The Slavic holiday calendar began on 21st December, with a symbolic victory of light over darkness (the Winter Solstice). The Święto Godowe (Nuptial Holidays), also known as Zimowy Staniasłońc would end on 6th January, and it would pass by filled with song. The joy of increasingly long and warm days was celebrated with songs called kolędy (the Polish equivalent of carols). Good luck was thought to be ensured by visiting friends in a form of ritual procession.

A tree of life was put up inside homes, and this consisted of a sheaf or mistletoe – actual pine Christmas trees did not appear until much later. On the first day of winter the souls of the dead were also remembered – fires were burned in cemeteries in order to warm them up (but also in order to aid the sun in its struggle against darkness), and special feasts called tryzny were held. On that day, the weather for the upcoming year was predicted, along with the future.

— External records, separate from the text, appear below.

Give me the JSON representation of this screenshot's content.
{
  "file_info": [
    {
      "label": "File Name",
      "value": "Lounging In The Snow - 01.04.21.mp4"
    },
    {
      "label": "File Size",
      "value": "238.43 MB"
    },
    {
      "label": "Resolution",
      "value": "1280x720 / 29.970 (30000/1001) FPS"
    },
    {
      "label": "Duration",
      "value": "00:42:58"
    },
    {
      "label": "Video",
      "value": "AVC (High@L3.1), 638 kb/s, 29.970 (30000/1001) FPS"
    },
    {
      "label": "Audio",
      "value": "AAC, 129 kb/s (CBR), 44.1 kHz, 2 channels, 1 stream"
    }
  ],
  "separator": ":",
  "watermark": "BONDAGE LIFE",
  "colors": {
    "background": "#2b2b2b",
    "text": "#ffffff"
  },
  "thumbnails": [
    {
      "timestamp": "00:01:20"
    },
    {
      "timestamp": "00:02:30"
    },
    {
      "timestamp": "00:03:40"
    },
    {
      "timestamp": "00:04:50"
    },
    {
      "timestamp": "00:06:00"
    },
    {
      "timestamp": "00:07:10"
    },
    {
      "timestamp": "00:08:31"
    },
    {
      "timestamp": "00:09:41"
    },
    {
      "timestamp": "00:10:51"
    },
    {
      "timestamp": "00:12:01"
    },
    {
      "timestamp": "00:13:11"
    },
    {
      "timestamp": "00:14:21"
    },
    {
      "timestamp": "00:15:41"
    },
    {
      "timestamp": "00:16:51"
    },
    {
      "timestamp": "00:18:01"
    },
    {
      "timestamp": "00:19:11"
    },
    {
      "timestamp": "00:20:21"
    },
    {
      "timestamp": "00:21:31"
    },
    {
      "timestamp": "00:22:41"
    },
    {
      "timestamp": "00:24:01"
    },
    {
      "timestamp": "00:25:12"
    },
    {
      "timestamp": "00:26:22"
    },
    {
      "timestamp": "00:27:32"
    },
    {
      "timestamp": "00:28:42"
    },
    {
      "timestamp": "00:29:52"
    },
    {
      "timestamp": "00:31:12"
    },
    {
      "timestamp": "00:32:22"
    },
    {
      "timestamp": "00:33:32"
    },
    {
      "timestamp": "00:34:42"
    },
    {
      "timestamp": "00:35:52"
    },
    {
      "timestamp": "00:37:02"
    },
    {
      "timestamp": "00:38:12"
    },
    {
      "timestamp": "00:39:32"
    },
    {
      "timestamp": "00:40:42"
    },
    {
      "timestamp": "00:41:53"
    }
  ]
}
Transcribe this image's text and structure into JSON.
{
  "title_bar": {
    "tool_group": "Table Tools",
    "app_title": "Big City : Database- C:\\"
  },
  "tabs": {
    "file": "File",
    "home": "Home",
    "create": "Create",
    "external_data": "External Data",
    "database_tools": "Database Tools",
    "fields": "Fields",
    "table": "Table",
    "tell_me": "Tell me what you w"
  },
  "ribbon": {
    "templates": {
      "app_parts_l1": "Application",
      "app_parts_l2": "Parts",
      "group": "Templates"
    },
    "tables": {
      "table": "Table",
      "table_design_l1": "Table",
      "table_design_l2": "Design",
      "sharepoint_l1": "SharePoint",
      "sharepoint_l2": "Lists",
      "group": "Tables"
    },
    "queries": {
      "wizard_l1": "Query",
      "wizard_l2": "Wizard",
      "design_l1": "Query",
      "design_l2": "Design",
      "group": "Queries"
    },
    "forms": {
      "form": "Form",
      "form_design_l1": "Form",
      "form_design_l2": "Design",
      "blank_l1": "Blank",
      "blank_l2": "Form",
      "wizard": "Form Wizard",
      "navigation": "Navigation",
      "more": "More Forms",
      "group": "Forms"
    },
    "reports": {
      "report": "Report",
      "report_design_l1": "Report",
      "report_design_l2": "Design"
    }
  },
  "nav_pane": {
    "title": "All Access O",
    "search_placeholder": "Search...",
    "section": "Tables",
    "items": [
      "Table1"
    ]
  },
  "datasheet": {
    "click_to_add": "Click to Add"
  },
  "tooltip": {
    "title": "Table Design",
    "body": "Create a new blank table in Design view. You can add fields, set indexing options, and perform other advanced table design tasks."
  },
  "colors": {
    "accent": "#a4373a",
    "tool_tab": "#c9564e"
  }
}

With time, the Nuptials were granted a Christian interpretation. Why is it then, that Catholics celebrate Christmas on 25th and not 21st December? Well, in ancient Rome, this date was consecrated to the Sun god (Sol Invictus), of whom Constantine the Great was a follower. It is said that after taking on Christianity, the emperor “baptised” this pagan feast and thus brought together the two religions.